Another delegate directly accused Metrolinx and Mayor Eisenberger and Councillors Aidan Johnson, Jason Farr, Matthew Green and Sam Merulla of lying, the most egregious form of unparliamentary language that should never be allowed in a legislative chamber. The Chair failed to call the delegate out on this violation but shut down Ward 2 Councillor Jason Farr when he tried to rebut it.
Yet another compared accepting Metrolinx funding to Judas Iscariot accepting 30 pieces of silver, and charmingly reminded the assembled councillors that Judas went on to hang himself.
And yet another pointedly warned the pro-LRT supporters they should dust off their resumes.
More than one other LRT opponent, unable to contain their basic contempt for Hamilton, insisted that what we really need is not transit for the city but rather transit out of the city.
Anti-LRT councillor Donna Skelly of Ward 7, who admits to actively collaborating with the anti-LRT group [MP3 link] despite having promised to respect and uphold Council's support for LRT, followed a pattern of asking blatantly leading and irresponsible questions of the anti-LRT delegates.

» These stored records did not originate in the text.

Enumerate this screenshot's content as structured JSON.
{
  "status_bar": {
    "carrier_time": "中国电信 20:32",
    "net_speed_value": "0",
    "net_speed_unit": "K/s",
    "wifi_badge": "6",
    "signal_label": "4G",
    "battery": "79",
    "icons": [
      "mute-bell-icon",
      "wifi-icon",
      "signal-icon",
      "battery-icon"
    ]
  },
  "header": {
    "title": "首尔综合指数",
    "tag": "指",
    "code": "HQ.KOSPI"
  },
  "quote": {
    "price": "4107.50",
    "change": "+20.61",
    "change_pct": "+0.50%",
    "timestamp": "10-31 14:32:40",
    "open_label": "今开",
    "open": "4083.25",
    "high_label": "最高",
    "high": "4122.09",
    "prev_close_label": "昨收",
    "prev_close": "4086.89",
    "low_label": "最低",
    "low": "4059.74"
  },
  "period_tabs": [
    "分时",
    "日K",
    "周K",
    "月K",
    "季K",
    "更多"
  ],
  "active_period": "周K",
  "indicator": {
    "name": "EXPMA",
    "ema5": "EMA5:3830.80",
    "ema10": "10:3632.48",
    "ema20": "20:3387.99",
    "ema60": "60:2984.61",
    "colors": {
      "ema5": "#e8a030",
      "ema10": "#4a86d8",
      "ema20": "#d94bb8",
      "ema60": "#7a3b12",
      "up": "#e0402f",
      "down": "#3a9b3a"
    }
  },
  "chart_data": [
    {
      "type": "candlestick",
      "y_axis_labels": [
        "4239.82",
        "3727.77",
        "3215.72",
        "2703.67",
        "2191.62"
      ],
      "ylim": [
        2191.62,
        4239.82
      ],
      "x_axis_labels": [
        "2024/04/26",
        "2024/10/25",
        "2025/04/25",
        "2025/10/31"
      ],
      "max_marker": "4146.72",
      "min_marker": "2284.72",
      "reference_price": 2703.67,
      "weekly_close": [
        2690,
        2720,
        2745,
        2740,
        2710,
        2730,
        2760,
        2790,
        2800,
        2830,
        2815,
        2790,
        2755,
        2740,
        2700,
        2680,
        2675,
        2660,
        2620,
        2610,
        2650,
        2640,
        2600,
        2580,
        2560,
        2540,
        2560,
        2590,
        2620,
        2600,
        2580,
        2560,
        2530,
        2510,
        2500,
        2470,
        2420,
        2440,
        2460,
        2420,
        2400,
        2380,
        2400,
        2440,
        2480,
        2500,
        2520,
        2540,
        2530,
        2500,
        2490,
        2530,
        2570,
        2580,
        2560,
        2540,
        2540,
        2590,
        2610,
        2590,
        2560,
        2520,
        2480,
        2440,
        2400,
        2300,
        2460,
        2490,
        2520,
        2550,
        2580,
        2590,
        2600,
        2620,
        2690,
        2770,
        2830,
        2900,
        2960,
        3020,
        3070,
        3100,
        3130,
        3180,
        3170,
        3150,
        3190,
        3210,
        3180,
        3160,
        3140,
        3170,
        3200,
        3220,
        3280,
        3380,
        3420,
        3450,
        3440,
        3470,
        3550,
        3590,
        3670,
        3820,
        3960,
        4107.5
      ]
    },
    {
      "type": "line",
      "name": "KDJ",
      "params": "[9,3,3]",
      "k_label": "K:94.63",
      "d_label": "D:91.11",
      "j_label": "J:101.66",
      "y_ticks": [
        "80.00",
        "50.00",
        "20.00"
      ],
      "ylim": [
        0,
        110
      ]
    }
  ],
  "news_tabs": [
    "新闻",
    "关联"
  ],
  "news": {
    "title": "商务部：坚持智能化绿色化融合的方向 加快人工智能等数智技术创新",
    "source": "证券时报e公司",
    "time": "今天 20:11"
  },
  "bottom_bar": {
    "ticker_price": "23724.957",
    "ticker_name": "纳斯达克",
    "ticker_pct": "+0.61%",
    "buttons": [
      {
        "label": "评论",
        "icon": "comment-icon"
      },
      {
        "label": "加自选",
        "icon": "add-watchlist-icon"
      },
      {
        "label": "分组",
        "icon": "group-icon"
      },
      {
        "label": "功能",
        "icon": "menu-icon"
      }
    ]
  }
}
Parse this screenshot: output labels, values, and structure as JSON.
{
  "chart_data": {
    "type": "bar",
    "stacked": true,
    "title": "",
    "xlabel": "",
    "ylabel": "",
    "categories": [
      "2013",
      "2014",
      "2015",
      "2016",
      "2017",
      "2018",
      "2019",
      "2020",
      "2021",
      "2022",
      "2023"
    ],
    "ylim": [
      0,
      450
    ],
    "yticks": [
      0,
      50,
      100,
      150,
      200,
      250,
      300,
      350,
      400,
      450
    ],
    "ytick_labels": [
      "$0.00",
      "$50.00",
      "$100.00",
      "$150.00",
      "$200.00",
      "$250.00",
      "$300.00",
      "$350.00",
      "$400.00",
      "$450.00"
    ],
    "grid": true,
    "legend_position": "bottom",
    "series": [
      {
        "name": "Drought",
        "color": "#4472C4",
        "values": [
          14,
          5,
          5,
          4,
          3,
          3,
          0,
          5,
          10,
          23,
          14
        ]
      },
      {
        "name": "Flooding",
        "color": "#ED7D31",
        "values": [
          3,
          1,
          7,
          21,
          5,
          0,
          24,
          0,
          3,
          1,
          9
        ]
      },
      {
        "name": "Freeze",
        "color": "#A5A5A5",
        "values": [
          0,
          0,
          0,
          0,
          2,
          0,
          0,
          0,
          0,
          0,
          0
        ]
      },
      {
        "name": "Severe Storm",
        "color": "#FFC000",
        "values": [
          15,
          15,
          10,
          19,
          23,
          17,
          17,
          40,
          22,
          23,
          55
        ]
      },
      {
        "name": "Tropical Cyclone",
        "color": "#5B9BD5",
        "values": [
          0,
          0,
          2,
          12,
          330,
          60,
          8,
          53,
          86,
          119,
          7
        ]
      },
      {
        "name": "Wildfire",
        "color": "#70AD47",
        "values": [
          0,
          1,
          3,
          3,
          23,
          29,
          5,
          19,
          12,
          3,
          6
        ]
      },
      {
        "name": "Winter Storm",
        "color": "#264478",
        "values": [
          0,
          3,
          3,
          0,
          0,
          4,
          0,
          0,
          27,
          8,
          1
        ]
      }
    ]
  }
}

The LRT opponents on Council continue to make the misleading insinuation that if we reject LRT, we can still use the $1 billion funding commitment for something other than the approved plan.
This is false. If we reject LRT, the money will be released back into the rapid transit fund and we will have to start from scratch to develop a new rapid transit funding request, a process that takes several years.
We would throw away a decade of planning that got us to where we are today and spend another decade getting back to this point again - if we ever do. What Provincial government would ever want to partner with a fickle City Council that can't keep its commitments?
You may be feeling exasperated with all the shenanigans on this long and winding file, but it's not over yet. We get to do it all over again on Tuesday, April 19, when Councillors will once again convene in a General Issues Committee to listen to more delegations (yes, there will be more delegations) and consider approving the EPR amendment they deferred at this meeting.
That means the work of LRT supporters is not over. Between now and April 19, we need as many voices to speak up in favour of transformative opportunity as possible.
We need supporters to evangelize this project with their families, friends and networks, send messages to Council, register to delegate at the next meeting, and create the space that Council clearly needs to bring itself to approve this important step before the project timeline goes into jeopardy.
More to come on this. Meanwhile, stay hopeful: the narrow voices of cynicism and fear may have had their day, but they will not decide the fate of this city.